Infection of monocyte-macrophages with human immunodeficiency virus may be central to the pathogenesis of the acquired immunodeficiency syndrome. The ability of infected macrophages to prime T cells through IL-1 production was investigated in vitro. Purified human monocytes maintained in suspension culture were infected with strain HIV-DV. Intracellular expression of virus p24 antigen increased from undetectable levels immediately after infection to 13-59% of cells by 10-14 d; infected macrophages remained viable for up to 60 d. Supernatants collected between 14 and 20 d after infection were examined in the murine thymocyte co-mitogenesis assay and demonstrated to contain a potent IL-1 inhibitor, designated contra-IL-1. Contra-IL-1 activity was present in all supernatants examined after 4 d of infection, and peaked coincident with peak p24 antigen expression. Inhibitory activity was not present in uninfected cells. Contra-IL-1 activity eluted after gel filtration with an approximate molecular weight of 9 kD. Inhibitory activity was removed by exposure to heat or acid pH, or by incubation with chymotrypsin or staphylococcal V8 protease. Contra-IL-1 did not inhibit IL-2- or IL-4-dependent proliferation of murine T cell lines. Despite its ability to inhibit IL-1 activity, contra-IL-1 did not interfere with the binding of recombinant IL-1 beta to a fibroblast cell line. Contra-IL-1 inhibited the proliferation of normal peripheral blood mononuclear cells to both concanavalin A and tetanus toxoid; inhibition could be attenuated by the addition of exogenous IL-1. Messenger RNA extracted from infected macrophages was examined by Northern analysis for the presence of message to IL-1 beta. No message was apparent, suggesting that the presence of contra-IL-1 was not obscuring the concomitant release of IL-1. Infected macrophages stimulated with endotoxin generated readily detectable message for IL-1 beta. Spleen macrophages purified from two patients with AIDS complicated by immune thrombocytopenia spontaneously expressed p24 antigen in vitro and released contra-IL-1 activity into the media. Contra-IL-1 may contribute to the immune dysfunction of AIDS.
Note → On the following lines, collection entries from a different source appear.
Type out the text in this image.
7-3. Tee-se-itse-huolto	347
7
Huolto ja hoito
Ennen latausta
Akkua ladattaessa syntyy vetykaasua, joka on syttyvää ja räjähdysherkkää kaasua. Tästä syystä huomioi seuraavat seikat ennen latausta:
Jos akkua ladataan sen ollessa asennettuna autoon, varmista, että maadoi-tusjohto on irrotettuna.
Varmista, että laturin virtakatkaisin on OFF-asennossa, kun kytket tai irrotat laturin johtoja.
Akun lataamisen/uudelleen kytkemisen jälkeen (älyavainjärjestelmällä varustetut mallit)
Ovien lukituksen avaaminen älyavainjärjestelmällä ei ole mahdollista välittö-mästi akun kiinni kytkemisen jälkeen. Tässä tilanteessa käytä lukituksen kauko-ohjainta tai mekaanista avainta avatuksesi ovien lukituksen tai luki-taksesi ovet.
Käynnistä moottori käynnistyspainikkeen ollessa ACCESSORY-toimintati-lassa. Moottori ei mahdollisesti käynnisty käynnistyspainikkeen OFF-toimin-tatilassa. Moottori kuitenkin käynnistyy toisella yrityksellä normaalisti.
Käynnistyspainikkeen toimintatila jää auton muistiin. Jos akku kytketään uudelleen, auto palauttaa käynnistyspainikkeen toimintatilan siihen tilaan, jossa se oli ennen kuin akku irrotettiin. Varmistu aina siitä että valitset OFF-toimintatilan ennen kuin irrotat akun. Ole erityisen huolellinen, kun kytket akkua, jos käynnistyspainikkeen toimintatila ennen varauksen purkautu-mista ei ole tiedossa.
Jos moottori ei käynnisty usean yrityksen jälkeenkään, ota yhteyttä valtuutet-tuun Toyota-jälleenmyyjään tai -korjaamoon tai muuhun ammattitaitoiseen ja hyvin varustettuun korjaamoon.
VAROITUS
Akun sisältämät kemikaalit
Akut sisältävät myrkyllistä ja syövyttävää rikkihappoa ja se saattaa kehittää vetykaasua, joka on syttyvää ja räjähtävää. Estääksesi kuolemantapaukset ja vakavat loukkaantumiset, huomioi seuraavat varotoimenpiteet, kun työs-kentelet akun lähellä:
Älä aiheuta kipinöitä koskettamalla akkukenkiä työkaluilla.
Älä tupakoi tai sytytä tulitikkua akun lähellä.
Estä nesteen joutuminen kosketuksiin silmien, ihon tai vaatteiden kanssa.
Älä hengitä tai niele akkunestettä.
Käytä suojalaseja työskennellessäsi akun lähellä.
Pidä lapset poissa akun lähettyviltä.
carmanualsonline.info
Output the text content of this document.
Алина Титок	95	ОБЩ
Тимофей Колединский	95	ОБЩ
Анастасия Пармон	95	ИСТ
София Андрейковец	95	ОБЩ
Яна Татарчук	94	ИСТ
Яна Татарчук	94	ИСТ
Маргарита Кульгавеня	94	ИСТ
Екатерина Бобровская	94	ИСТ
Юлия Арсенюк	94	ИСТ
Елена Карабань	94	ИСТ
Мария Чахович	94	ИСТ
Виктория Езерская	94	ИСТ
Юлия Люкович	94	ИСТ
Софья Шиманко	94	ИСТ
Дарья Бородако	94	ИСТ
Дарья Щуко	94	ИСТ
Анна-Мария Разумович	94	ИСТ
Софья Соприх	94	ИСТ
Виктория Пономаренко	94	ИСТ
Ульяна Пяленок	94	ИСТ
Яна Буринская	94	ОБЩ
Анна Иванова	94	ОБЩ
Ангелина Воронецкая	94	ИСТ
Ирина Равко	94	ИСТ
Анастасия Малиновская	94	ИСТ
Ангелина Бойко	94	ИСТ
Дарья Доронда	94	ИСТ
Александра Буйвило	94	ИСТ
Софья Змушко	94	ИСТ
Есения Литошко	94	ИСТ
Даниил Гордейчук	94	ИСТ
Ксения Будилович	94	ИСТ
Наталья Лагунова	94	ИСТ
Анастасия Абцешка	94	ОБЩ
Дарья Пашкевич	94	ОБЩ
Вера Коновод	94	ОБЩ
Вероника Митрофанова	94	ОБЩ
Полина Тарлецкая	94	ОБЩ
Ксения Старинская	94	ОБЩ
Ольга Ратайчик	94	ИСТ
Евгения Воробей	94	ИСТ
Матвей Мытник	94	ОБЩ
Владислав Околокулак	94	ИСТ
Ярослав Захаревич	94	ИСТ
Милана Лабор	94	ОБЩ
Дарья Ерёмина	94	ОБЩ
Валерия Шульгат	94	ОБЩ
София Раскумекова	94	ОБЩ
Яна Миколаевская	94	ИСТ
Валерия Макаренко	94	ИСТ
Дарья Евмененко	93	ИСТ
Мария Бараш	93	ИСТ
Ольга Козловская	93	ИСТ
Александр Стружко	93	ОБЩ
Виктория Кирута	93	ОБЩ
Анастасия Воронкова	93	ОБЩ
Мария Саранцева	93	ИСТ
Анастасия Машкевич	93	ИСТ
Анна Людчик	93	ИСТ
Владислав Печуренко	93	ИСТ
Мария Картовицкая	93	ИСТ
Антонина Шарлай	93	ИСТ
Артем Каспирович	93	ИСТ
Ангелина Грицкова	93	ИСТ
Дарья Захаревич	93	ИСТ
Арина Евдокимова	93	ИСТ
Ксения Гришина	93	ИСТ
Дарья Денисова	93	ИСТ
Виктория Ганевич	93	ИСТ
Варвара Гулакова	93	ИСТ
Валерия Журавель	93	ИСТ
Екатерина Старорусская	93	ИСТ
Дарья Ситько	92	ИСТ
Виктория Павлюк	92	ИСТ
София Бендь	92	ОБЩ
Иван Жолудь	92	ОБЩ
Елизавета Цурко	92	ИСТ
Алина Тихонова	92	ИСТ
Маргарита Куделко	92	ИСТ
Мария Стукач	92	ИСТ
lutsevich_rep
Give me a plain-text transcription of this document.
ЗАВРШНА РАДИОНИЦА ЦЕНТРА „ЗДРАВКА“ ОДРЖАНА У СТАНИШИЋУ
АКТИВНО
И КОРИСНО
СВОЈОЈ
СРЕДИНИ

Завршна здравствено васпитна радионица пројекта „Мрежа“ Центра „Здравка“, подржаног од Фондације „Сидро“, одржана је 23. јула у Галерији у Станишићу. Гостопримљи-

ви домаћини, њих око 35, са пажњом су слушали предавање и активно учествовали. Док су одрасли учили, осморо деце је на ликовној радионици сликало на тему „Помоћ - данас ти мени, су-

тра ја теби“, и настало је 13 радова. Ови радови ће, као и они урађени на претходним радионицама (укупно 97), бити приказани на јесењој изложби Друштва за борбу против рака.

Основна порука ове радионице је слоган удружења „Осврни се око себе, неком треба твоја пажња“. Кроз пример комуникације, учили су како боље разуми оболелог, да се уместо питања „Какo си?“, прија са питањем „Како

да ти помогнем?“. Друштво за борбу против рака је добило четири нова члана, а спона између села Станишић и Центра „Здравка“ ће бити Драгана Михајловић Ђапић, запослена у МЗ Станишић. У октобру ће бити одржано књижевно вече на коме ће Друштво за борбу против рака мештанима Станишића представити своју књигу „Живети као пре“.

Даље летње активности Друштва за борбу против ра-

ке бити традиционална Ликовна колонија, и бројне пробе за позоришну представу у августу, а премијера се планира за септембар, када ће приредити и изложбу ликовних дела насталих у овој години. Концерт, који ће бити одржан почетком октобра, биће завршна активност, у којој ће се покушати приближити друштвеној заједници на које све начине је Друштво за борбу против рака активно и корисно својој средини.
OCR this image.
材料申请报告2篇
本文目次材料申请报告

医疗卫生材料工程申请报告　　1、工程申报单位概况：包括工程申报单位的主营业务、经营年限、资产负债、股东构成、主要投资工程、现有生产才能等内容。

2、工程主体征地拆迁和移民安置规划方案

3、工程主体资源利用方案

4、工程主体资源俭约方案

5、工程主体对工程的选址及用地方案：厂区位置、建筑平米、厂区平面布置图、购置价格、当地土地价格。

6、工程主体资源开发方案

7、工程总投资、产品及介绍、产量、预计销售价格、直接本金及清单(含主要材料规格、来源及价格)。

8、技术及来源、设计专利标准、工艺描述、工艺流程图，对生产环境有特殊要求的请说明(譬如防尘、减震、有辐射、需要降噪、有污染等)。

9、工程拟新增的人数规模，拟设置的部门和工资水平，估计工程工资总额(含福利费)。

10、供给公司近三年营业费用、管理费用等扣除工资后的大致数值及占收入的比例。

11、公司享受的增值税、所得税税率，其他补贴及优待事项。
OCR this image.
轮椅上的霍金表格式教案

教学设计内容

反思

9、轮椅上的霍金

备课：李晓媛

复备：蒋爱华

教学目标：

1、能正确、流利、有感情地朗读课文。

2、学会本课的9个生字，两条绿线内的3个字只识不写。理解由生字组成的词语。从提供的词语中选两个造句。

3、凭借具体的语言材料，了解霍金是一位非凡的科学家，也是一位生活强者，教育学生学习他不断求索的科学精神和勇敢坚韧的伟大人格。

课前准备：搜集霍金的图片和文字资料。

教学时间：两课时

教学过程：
人类免疫缺陷病毒感染单核细胞 - 巨噬细胞可能是获得性免疫缺陷综合征发病机制的核心。在体外研究了受感染巨噬细胞通过产生白细胞介素 - 1(IL - 1)激活T细胞的能力。将悬浮培养的纯化人单核细胞用HIV - DV株感染。病毒p24抗原的细胞内表达从感染后即刻的不可检测水平增加到10 - 14天时细胞的13% - 59%;受感染的巨噬细胞存活长达60天。在感染后14至20天收集的上清液在小鼠胸腺细胞共刺激增殖试验中进行检测,结果显示含有一种有效的IL - 1抑制剂,命名为抗IL - 1。在感染4天后检测的所有上清液中均存在抗IL - 1活性,且其峰值与p24抗原表达峰值同时出现。未感染细胞中不存在抑制活性。抗IL - 1活性经凝胶过滤后洗脱,其近似分子量为9kD。通过加热、酸性pH处理或与胰凝乳蛋白酶或葡萄球菌V8蛋白酶孵育可去除抑制活性。抗IL - 1不抑制小鼠T细胞系依赖IL - 2或IL - 4的增殖。尽管抗IL - 1具有抑制IL - 1活性的能力,但它并不干扰重组IL - 1β与成纤维细胞系的结合。抗IL - 1抑制正常外周血单个核细胞对刀豆球蛋白A和破伤风类毒素的增殖;加入外源性IL - 1可减弱这种抑制作用。通过Northern分析检测从受感染巨噬细胞提取的信使核糖核酸(mRNA)中是否存在IL - 1β的信息。未发现明显信息,这表明抗IL - 1的存在并未掩盖IL - 1的同时释放。用内毒素刺激受感染的巨噬细胞可产生易于检测到的IL - 1β信息。从两名合并免疫性血小板减少症的艾滋病患者纯化的脾巨噬细胞在体外自发表达p24抗原,并将抗IL - 1活性释放到培养基中。抗IL - 1可能导致艾滋病的免疫功能障碍。